When Not To Apologize
Have you ever noticed that we tend to get the apology thing backwards?
Growing up in New Jersey, I remember saying, “sorry” when someone bumped into me in the hallways of Dwight Morrow High School, and then refusing to say “sorry” to my parents when I upset them. And I was even a “good kid”.
Fast forward to today and I find that this “getting it backwards” is still going on.
What’s that about?
A Tale of Three Panelists
Earlier this month, I was involved in hosting a panel. We had three panelists tasked with giving constructive feedback to four research teams as they went through their practice pitches ahead of the real thing later in the year.
Two of the panelists had participated before. They also happened to be male. Both were articulate and confident, and gave their feedback in a straightforward manner. For example,
“I liked the powerful way you began with a narrative that captured my attention.”
“The middle part dragged a bit and you needed to switch gears to provide the data sooner.”
But when the third panelist, who was new to our group and coincidentally female, spoke she said things like,
“This is just a minor comment, but perhaps the strategy could have come through more strongly.”
“I’m not sure how helpful this will be, but I sensed you could bolster your points with some examples.”
She was making excellent points that would help the teams tremendously, but sabotaging herself.
It was all because of those introductory clauses she put in front of her main point, which is called “apology language”.
Even I was discounting what came after the “apology language” precisely because it was there.
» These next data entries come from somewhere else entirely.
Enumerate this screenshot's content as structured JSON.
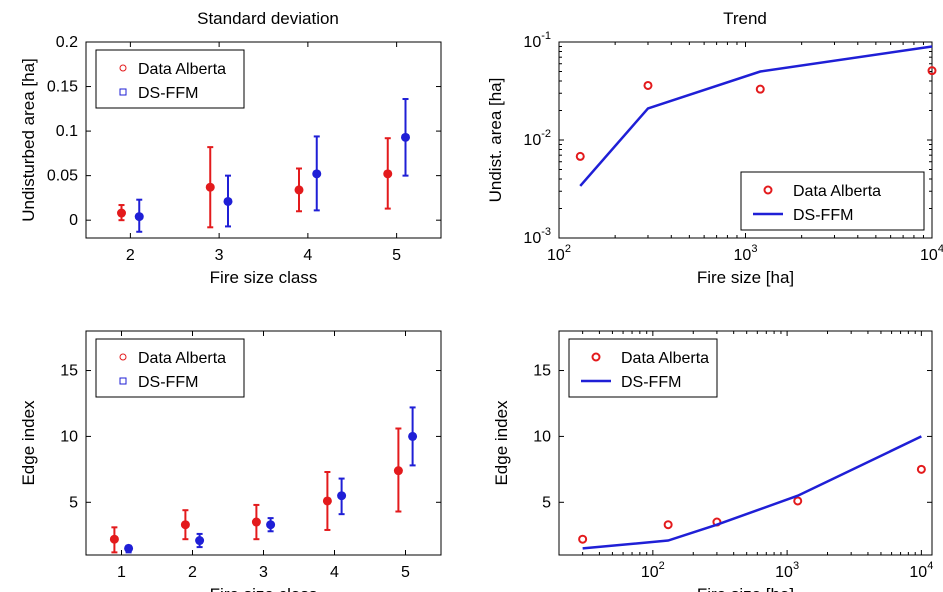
{
  "column_titles": {
    "left": "Standard deviation",
    "right": "Trend"
  },
  "colors": {
    "data_alberta": "#e31a1c",
    "ds_ffm": "#1f1fd6",
    "axis": "#000000"
  },
  "chart_data": [
    {
      "id": "sd-area",
      "type": "scatter",
      "title": "Standard deviation",
      "xlabel": "Fire size class",
      "ylabel": "Undisturbed area [ha]",
      "xlim": [
        1.5,
        5.5
      ],
      "ylim": [
        -0.02,
        0.2
      ],
      "xticks": [
        2,
        3,
        4,
        5
      ],
      "xtick_labels": [
        "2",
        "3",
        "4",
        "5"
      ],
      "yticks": [
        0,
        0.05,
        0.1,
        0.15,
        0.2
      ],
      "ytick_labels": [
        "0",
        "0.05",
        "0.1",
        "0.15",
        "0.2"
      ],
      "legend_position": "top-left",
      "series": [
        {
          "name": "Data Alberta",
          "marker": "circle",
          "color": "#e31a1c",
          "x": [
            1.9,
            2.9,
            3.9,
            4.9
          ],
          "y": [
            0.008,
            0.037,
            0.034,
            0.052
          ],
          "err_low": [
            0.0,
            -0.008,
            0.01,
            0.013
          ],
          "err_high": [
            0.017,
            0.082,
            0.058,
            0.092
          ]
        },
        {
          "name": "DS-FFM",
          "marker": "square",
          "color": "#1f1fd6",
          "x": [
            2.1,
            3.1,
            4.1,
            5.1
          ],
          "y": [
            0.004,
            0.021,
            0.052,
            0.093
          ],
          "err_low": [
            -0.013,
            -0.007,
            0.011,
            0.05
          ],
          "err_high": [
            0.023,
            0.05,
            0.094,
            0.136
          ]
        }
      ]
    },
    {
      "id": "trend-area",
      "type": "line",
      "title": "Trend",
      "xlabel": "Fire size [ha]",
      "ylabel": "Undist. area [ha]",
      "xscale": "log",
      "yscale": "log",
      "xlim": [
        100,
        10000
      ],
      "ylim": [
        0.001,
        0.1
      ],
      "xticks": [
        100,
        1000,
        10000
      ],
      "xtick_labels": [
        {
          "base": "10",
          "exp": "2"
        },
        {
          "base": "10",
          "exp": "3"
        },
        {
          "base": "10",
          "exp": "4"
        }
      ],
      "yticks": [
        0.001,
        0.01,
        0.1
      ],
      "ytick_labels": [
        {
          "base": "10",
          "exp": "-3"
        },
        {
          "base": "10",
          "exp": "-2"
        },
        {
          "base": "10",
          "exp": "-1"
        }
      ],
      "legend_position": "bottom-right",
      "series": [
        {
          "name": "Data Alberta",
          "kind": "markers",
          "color": "#e31a1c",
          "x": [
            130,
            300,
            1200,
            10000
          ],
          "y": [
            0.0068,
            0.036,
            0.033,
            0.051
          ]
        },
        {
          "name": "DS-FFM",
          "kind": "line",
          "color": "#1f1fd6",
          "x": [
            130,
            300,
            1200,
            10000
          ],
          "y": [
            0.0034,
            0.021,
            0.05,
            0.09
          ]
        }
      ]
    },
    {
      "id": "sd-edge",
      "type": "scatter",
      "xlabel": "Fire size class",
      "ylabel": "Edge index",
      "xlim": [
        0.5,
        5.5
      ],
      "ylim": [
        1,
        18
      ],
      "xticks": [
        1,
        2,
        3,
        4,
        5
      ],
      "xtick_labels": [
        "1",
        "2",
        "3",
        "4",
        "5"
      ],
      "yticks": [
        5,
        10,
        15
      ],
      "ytick_labels": [
        "5",
        "10",
        "15"
      ],
      "legend_position": "top-left",
      "series": [
        {
          "name": "Data Alberta",
          "marker": "circle",
          "color": "#e31a1c",
          "x": [
            0.9,
            1.9,
            2.9,
            3.9,
            4.9
          ],
          "y": [
            2.2,
            3.3,
            3.5,
            5.1,
            7.4
          ],
          "err_low": [
            1.2,
            2.2,
            2.2,
            2.9,
            4.3
          ],
          "err_high": [
            3.1,
            4.4,
            4.8,
            7.3,
            10.6
          ]
        },
        {
          "name": "DS-FFM",
          "marker": "square",
          "color": "#1f1fd6",
          "x": [
            1.1,
            2.1,
            3.1,
            4.1,
            5.1
          ],
          "y": [
            1.5,
            2.1,
            3.3,
            5.5,
            10.0
          ],
          "err_low": [
            1.2,
            1.6,
            2.8,
            4.1,
            7.8
          ],
          "err_high": [
            1.7,
            2.6,
            3.8,
            6.8,
            12.2
          ]
        }
      ]
    },
    {
      "id": "trend-edge",
      "type": "line",
      "xlabel": "Fire size [ha]",
      "ylabel": "Edge index",
      "xscale": "log",
      "xlim": [
        20,
        12000
      ],
      "ylim": [
        1,
        18
      ],
      "xticks": [
        100,
        1000,
        10000
      ],
      "xtick_labels": [
        {
          "base": "10",
          "exp": "2"
        },
        {
          "base": "10",
          "exp": "3"
        },
        {
          "base": "10",
          "exp": "4"
        }
      ],
      "yticks": [
        5,
        10,
        15
      ],
      "ytick_labels": [
        "5",
        "10",
        "15"
      ],
      "legend_position": "top-left",
      "series": [
        {
          "name": "Data Alberta",
          "kind": "markers",
          "color": "#e31a1c",
          "x": [
            30,
            130,
            300,
            1200,
            10000
          ],
          "y": [
            2.2,
            3.3,
            3.5,
            5.1,
            7.5
          ]
        },
        {
          "name": "DS-FFM",
          "kind": "line",
          "color": "#1f1fd6",
          "x": [
            30,
            130,
            300,
            1200,
            10000
          ],
          "y": [
            1.5,
            2.1,
            3.3,
            5.5,
            10.0
          ]
        }
      ]
    }
  ]
}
I had to admit that she came across as not confident, and not worth listening to.
Stop the apology language
After a couple of rounds just to make sure it wasn’t a fluke, I pulled her aside and pointed out that she was making excellent points, but undermining herself by apologizing first.
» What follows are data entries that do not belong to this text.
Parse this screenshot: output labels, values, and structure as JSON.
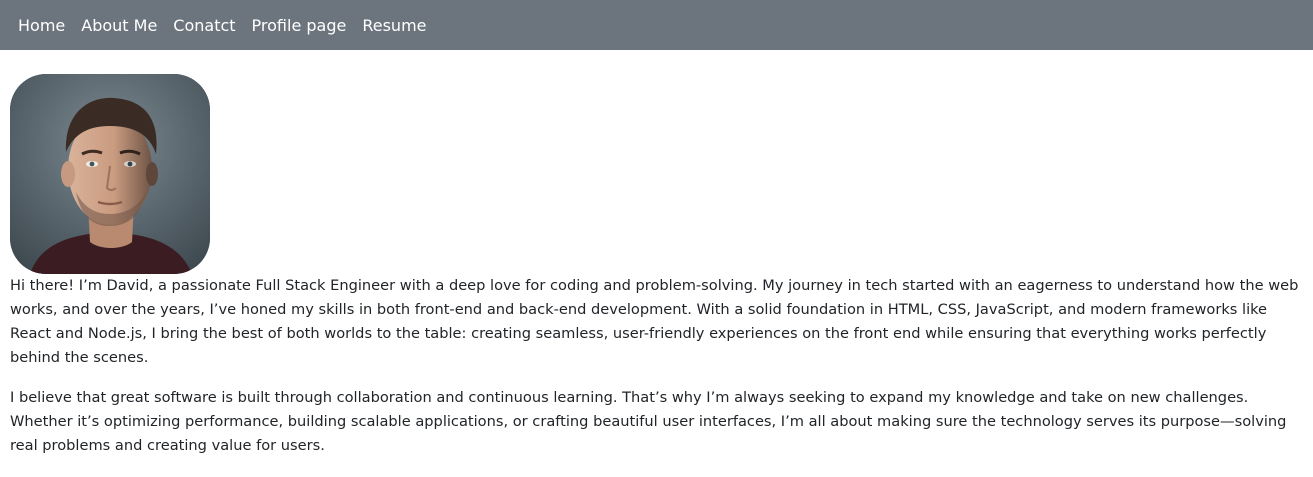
{
  "nav": {
    "links": [
      "Home",
      "About Me",
      "Conatct",
      "Profile page",
      "Resume"
    ]
  },
  "profile": {
    "photo_icon": "person-portrait-icon",
    "paragraphs": [
      "Hi there! I’m David, a passionate Full Stack Engineer with a deep love for coding and problem-solving. My journey in tech started with an eagerness to understand how the web works, and over the years, I’ve honed my skills in both front-end and back-end development. With a solid foundation in HTML, CSS, JavaScript, and modern frameworks like React and Node.js, I bring the best of both worlds to the table: creating seamless, user-friendly experiences on the front end while ensuring that everything works perfectly behind the scenes.",
      "I believe that great software is built through collaboration and continuous learning. That’s why I’m always seeking to expand my knowledge and take on new challenges. Whether it’s optimizing performance, building scalable applications, or crafting beautiful user interfaces, I’m all about making sure the technology serves its purpose—solving real problems and creating value for users."
    ]
  },
  "colors": {
    "navbar_bg": "#6c757d",
    "nav_text": "#ffffff",
    "body_text": "#212529"
  }
}
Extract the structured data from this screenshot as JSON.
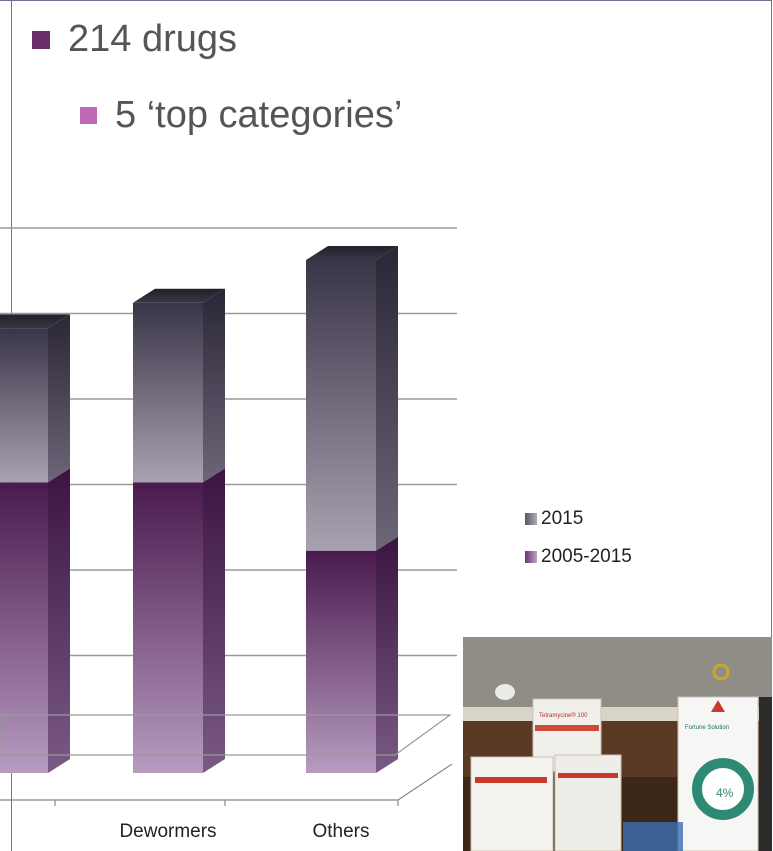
{
  "bullets": {
    "level1": "214 drugs",
    "level2": "5 ‘top categories’"
  },
  "colors": {
    "frame": "#7a6a9a",
    "bullet1": "#6a2f6a",
    "bullet2": "#c068b8",
    "series_2015": "#6e6878",
    "series_2005_2015": "#7b4a7e"
  },
  "chart_data": {
    "type": "bar",
    "stacked": true,
    "three_d": true,
    "categories": [
      "",
      "Dewormers",
      "Others"
    ],
    "series": [
      {
        "name": "2005-2015",
        "values": [
          3.4,
          3.4,
          2.6
        ]
      },
      {
        "name": "2015",
        "values": [
          1.8,
          2.1,
          3.4
        ]
      }
    ],
    "ylim": [
      0,
      6
    ],
    "grid": true,
    "legend": "right",
    "xlabel": "",
    "ylabel": ""
  },
  "photo": {
    "box_labels": [
      "Tetramycine® 100",
      "Fortune Solution",
      "4%"
    ]
  }
}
I was doing this partly for her sake, but also because we were the hosts. We had invited her to join as an expert, and didn’t want our audience to think she wasn't quite up to the role.
She thanked me for reminding her and admitted that this is something she struggles with regularly.
To her credit, she went through the rest of the panel providing feedback “straight up” – without any apology, and using powerful words.
It was much easier to pay attention to what she was saying, and to respect her as an authority (which she is – that’s why we invited her!).
In this case, it happened to be a woman using apology language. But I’ve seen men do it too. In both cases, it’s inappropriate and diminishes the message and the personal brand of the person speaking.
Who can afford that?!
How we get it backwards
On the other hand, when an apology actually is called for, we often don’t say the words. In some cases, we would like to but are told we can’t apologize for fear of legal repercussions. Like when a company’s product causes harm.
Or it could be when we’re arguing with loved ones and stubbornly refuse to say “I’m sorry” even after the heat of the moment has passed. Speaking personally, it’s often due to pride. And perhaps sheer stubbornness.
Other times it’s with our own team members who we may yell at in a moment of irritation. After all, we can’t yell at the boss and colleagues may yell back. Then we forget or neglect to apologize, whether for image reasons or whatever.
This all seems a shame when a simply and sincere apology would go a long way.
When good people do bad things
Why is it that we use apology language when we shouldn't and refuse to apologize for the big wrongs when we really should?
In my experience, both tend to be rooted in a sense of insecurity, risk aversion and shame.
For example, when I’m afraid my brilliant point may not be so brilliant, I load it with caveats. That way I’m less likely to be attacked or challenged. However, even though it also makes my points less likely to get through to others and get taken seriously. Once again, the fear of ridicule beats out the desire for recognition.
And any time I’ve neglected to apologize when I’ve done something worth apologizing for, it’s again insecurity and shame. I don’t want to lose face. If I don’t admit to it, maybe it didn’t happen or at least everyone has forgotten about it.
The problem is that the ignored stuff just becomes bigger stuff. It takes on larger proportions and doesn’t go away. It’s nursed as a hurt and it festers, waiting for the right time – or perhaps more accurately the wrong time – to burst out, often in some other form.
Let’s get it right
So what can we do to shift the dynamic so we do apologies the right way around?
The most important thing is awareness: To be conscious of listening to ourselves and catching the apology language and replacing it with something else.
This includes silence – and just starting with the main point. No caveats needed.
Another aspect is being conscious when we've lost our temper and need to apologize sincerely. Especially to our junior team members and to the people we love.
What will you do?
In both cases, getting it wrong undermines us. It makes us less effective with our coworkers and family members.
Worse yet, the negativity makes it impossible for our team members to do their best and to be at their best.
So, what will you do to be more effective by apologizing when it’s called for, and dropping the apology language before making your points?